StanChart cuts bonuses as bank faces “new realities”
Emerging markets-focused bank Standard Chartered cut its bonus pool by 13 per cent to $1.2bn (£700m) last year, after a disappointing performance.
Chief executive Peter Sands said: “2013 was not a great year. We are making changes to adapt to the new realities.”
The lender paid 118 of its staff at least $1.4m last year, with chief executive Peter Sands’ pay down 38 per cent from 2012, at $6.8m. Mike Rees, its head of investment banking, got $9.5m – about $8.3m of that was bonuses, pension and benefits.
Cooling emerging markets – it makes 90 per cent of its profit in Asia, Africa and the Middle East – and a $667m fine from US regulators in 2012 hit results, with shares trending down signficantly over the past year.
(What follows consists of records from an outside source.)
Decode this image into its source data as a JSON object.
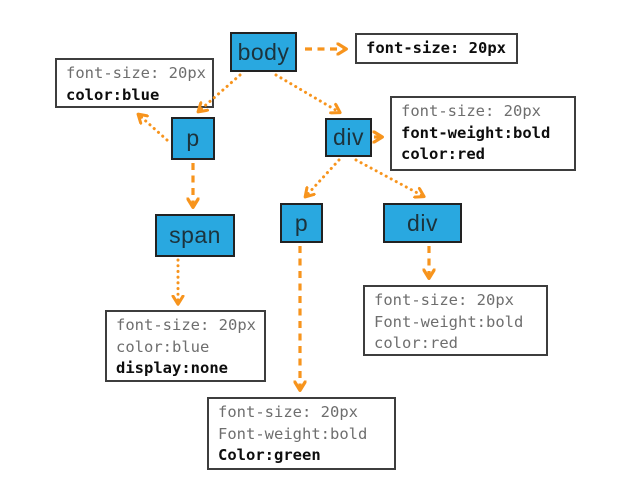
{
  "diagram": {
    "description": "DOM tree with CSS rule inheritance",
    "colors": {
      "node_fill": "#29a8e0",
      "node_border": "#222222",
      "arrow": "#f7941d",
      "box_border": "#3d3d3d",
      "muted_text": "#6e6e6e",
      "bold_text": "#0d0d0d",
      "background": "#ffffff"
    },
    "nodes": {
      "body": {
        "label": "body"
      },
      "p1": {
        "label": "p"
      },
      "div1": {
        "label": "div"
      },
      "span1": {
        "label": "span"
      },
      "p2": {
        "label": "p"
      },
      "div2": {
        "label": "div"
      }
    },
    "style_boxes": {
      "body_css": {
        "lines": [
          {
            "text": "font-size: 20px",
            "bold": true
          }
        ]
      },
      "p_css": {
        "lines": [
          {
            "text": "font-size: 20px",
            "bold": false
          },
          {
            "text": "color:blue",
            "bold": true
          }
        ]
      },
      "div_css": {
        "lines": [
          {
            "text": "font-size: 20px",
            "bold": false
          },
          {
            "text": "font-weight:bold",
            "bold": true
          },
          {
            "text": "color:red",
            "bold": true
          }
        ]
      },
      "span_css": {
        "lines": [
          {
            "text": "font-size: 20px",
            "bold": false
          },
          {
            "text": "color:blue",
            "bold": false
          },
          {
            "text": "display:none",
            "bold": true
          }
        ]
      },
      "p2_css": {
        "lines": [
          {
            "text": "font-size: 20px",
            "bold": false
          },
          {
            "text": "Font-weight:bold",
            "bold": false
          },
          {
            "text": "Color:green",
            "bold": true
          }
        ]
      },
      "div2_css": {
        "lines": [
          {
            "text": "font-size: 20px",
            "bold": false
          },
          {
            "text": "Font-weight:bold",
            "bold": false
          },
          {
            "text": "color:red",
            "bold": false
          }
        ]
      }
    }
  }
}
Sands warned that performance will "remain challenged" at both an income and profit level in the first half of this year.
The bank’s had to adjust its pay structure to comply with EU rules that cap bonuses at 200 per cent of base salary.
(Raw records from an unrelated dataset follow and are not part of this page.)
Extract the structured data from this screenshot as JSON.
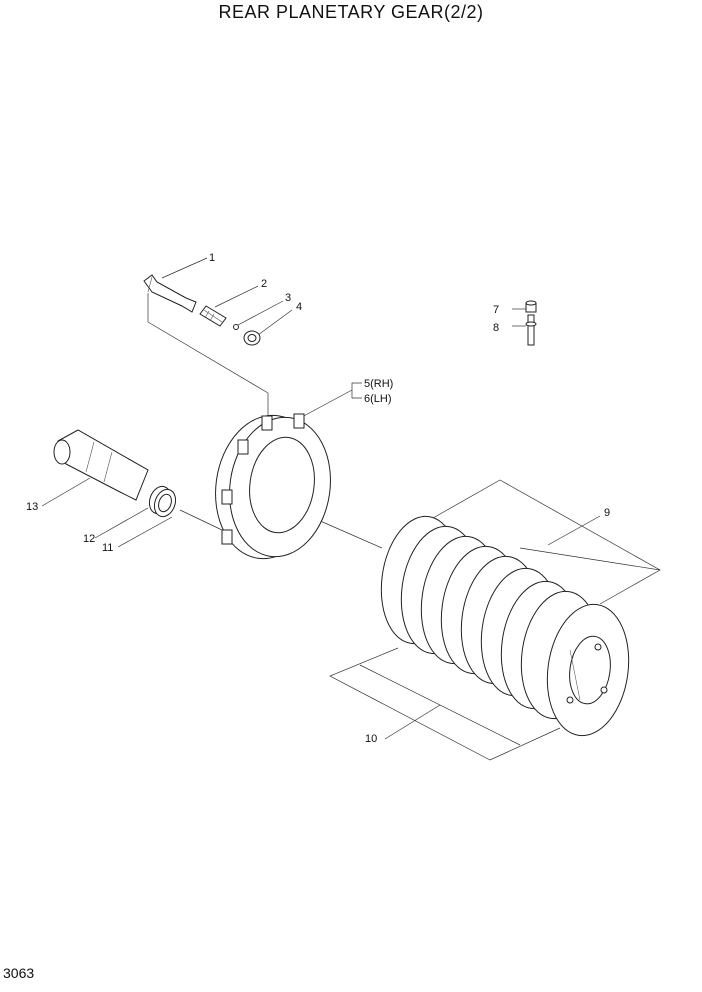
{
  "title": "REAR PLANETARY GEAR(2/2)",
  "page_number": "3063",
  "labels": {
    "l1": "1",
    "l2": "2",
    "l3": "3",
    "l4": "4",
    "l5": "5(RH)",
    "l6": "6(LH)",
    "l7": "7",
    "l8": "8",
    "l9": "9",
    "l10": "10",
    "l11": "11",
    "l12": "12",
    "l13": "13"
  }
}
This means that Rees could be paid $11.4m this year, but that’s down from the $21.4m he could have been paid last year. Sands could be paid $12.4m, down from a maximum payout of $14.5m prior to the cap.
The chief executive’s base pay has gone up to $1.86m, from $1.68m, with an allowance of $1.1m. Rees’ salary’s increased to $1.62m, with an allowance of $1m.
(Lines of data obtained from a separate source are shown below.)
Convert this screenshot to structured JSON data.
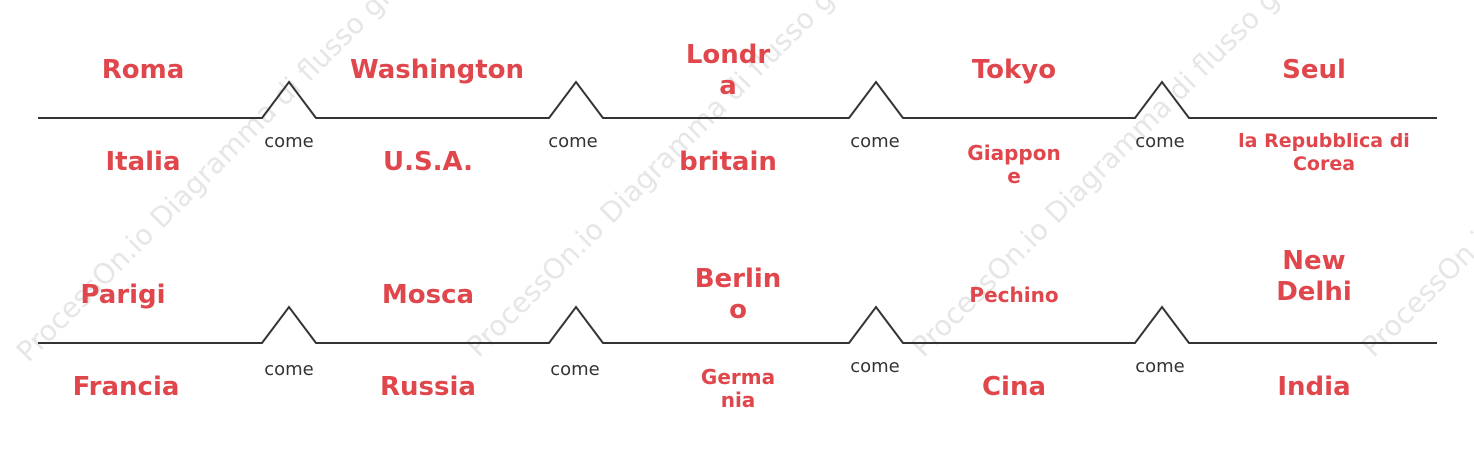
{
  "watermark": "ProcessOn.io Diagramma di flusso gratuito",
  "relation_label": "come",
  "rows": [
    {
      "pairs": [
        {
          "top": "Roma",
          "bottom": "Italia"
        },
        {
          "top": "Washington",
          "bottom": "U.S.A."
        },
        {
          "top": "Londra",
          "bottom": "britain"
        },
        {
          "top": "Tokyo",
          "bottom": "Giappone"
        },
        {
          "top": "Seul",
          "bottom": "la Repubblica di Corea"
        }
      ]
    },
    {
      "pairs": [
        {
          "top": "Parigi",
          "bottom": "Francia"
        },
        {
          "top": "Mosca",
          "bottom": "Russia"
        },
        {
          "top": "Berlino",
          "bottom": "Germania"
        },
        {
          "top": "Pechino",
          "bottom": "Cina"
        },
        {
          "top": "New Delhi",
          "bottom": "India"
        }
      ]
    }
  ],
  "colors": {
    "term": "#e0474c",
    "line": "#333333",
    "label": "#333333",
    "watermark": "#e6e6e6"
  }
}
The bank’s committee said in its annual report:
The proposals have inevitably, and regrettably, resulted in an increase in fixed pay. The Committee has sought to minimise the level of fixed pay allowances and has offset the increase in fixed pay by paying the allowance in shares, deferring a greater proportion of TVC, increasing the deferral period, and reducing the maximum level of pay for executive directors.